Nietzsche contra Nietzsche: sorprenderé al mundo con mi autotraición. ¿Pero no estoy montando nuevamente el caballo de Napoleón y cabalgo hacia el campo de batalla del pensamiento aristocrático que acabo de abandonar?... El cesarismo de los genios es congénito: al tener con quien luchar, excepto con su mente, se abstrae de las masas necias y forma una barricada tras su falsa tesis de pensamiento antidemocrático. Pero su ansia de poder es realmente un ansia de impotencia, el deseo de exilarse a sí mismo de su humanidad. Como sugirió Pascal, una vez que nos hemos embarcado en la aventura de lo humano, no podemos volver atrás hacia lo subhumano o dirigirnos hacia lo sobrehumano.

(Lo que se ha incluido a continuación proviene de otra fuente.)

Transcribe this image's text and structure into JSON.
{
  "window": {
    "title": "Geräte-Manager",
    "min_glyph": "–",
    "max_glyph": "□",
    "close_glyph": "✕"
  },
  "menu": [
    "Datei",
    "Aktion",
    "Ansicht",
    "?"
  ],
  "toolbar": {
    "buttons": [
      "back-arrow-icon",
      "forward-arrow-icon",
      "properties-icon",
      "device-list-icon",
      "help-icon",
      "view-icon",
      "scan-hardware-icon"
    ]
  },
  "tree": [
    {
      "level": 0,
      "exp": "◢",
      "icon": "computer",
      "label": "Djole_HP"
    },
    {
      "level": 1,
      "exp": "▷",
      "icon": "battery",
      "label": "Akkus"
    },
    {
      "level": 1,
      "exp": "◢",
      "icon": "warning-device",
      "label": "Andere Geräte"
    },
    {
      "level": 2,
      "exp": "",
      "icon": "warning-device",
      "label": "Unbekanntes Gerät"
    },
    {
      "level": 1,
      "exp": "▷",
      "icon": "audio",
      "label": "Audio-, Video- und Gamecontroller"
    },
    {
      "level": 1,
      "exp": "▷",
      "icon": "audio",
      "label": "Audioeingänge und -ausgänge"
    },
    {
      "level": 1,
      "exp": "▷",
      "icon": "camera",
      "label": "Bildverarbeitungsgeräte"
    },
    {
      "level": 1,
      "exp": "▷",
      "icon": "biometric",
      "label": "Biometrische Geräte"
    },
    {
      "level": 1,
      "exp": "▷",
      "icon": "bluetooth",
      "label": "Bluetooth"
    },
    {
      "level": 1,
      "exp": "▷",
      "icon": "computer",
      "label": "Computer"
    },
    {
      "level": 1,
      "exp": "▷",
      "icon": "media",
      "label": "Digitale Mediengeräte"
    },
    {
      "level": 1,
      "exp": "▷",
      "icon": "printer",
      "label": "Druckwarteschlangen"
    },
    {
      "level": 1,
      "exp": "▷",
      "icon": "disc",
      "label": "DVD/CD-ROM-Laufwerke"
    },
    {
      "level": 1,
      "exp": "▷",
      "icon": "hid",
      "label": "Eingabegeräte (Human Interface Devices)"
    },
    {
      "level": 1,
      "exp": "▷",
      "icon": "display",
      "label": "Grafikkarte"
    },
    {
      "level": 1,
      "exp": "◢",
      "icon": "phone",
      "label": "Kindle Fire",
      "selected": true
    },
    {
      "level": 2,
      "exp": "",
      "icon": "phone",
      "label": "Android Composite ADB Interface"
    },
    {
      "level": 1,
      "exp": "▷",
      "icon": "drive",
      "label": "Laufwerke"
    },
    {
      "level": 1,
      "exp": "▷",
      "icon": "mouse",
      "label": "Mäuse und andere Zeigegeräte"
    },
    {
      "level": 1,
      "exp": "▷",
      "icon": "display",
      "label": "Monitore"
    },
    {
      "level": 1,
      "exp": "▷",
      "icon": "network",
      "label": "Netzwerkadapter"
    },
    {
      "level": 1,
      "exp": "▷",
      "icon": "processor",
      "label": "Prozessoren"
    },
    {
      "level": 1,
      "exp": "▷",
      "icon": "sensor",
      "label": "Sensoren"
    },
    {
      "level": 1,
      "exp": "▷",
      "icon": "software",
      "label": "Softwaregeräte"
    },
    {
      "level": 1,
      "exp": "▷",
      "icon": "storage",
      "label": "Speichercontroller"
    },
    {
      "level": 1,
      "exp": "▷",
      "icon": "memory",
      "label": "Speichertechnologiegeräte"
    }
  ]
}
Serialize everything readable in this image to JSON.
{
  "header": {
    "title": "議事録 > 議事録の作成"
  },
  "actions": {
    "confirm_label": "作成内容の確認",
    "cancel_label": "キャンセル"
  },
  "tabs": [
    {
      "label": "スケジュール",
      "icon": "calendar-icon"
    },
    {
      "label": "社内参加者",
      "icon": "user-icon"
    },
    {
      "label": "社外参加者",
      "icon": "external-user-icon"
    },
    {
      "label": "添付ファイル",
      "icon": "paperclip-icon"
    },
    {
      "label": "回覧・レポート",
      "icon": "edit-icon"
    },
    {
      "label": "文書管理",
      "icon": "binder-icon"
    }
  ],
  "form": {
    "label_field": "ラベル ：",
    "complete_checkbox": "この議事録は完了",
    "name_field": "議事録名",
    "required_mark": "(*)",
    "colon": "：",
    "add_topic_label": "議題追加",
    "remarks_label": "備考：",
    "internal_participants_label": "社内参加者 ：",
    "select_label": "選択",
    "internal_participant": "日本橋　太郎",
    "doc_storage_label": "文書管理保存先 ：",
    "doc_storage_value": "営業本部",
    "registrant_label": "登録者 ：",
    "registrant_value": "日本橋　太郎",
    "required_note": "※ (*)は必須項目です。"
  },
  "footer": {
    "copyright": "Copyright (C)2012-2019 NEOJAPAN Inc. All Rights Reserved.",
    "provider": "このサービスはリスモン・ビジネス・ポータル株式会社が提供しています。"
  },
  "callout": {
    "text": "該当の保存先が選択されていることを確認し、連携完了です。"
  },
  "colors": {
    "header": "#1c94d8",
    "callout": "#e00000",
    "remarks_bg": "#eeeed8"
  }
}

Nuestra humanidad nos pone limitaciones, rompe los muros de nuestros propios cuerpos y provoca a los dioses con el desafío de Prometeo: ésa es la senda que he seguido, senda que yo procuré abandonar cuando escribí Humano, demasiado humano y La alegre sabiduría. Pero si nos mantenemos dentro de las barreras de lo humano llegamos a la misma conclusión que Macbeth: la vida es un cuento narrado por un idiota; la vida, en la forma prescrita por los filisteos, se convierte en una mofa y nos vemos forzados a acudir a los imaginarios dioses que hay en nosotros para superar la vida y habitar en la rara atmósfera del Superhombre: el aire puro de la locura mesiánica. De este modo, los ateos como Delacroix, Berlioz y yo, nos convertimos en artistas intoxicados de Dios, y por intermedio del arte nos convencimos a nosotros mismos de hacer el papel de frenéticos mesías, luchadores del “ideal” que desechamos por considerarlo superstición religiosa.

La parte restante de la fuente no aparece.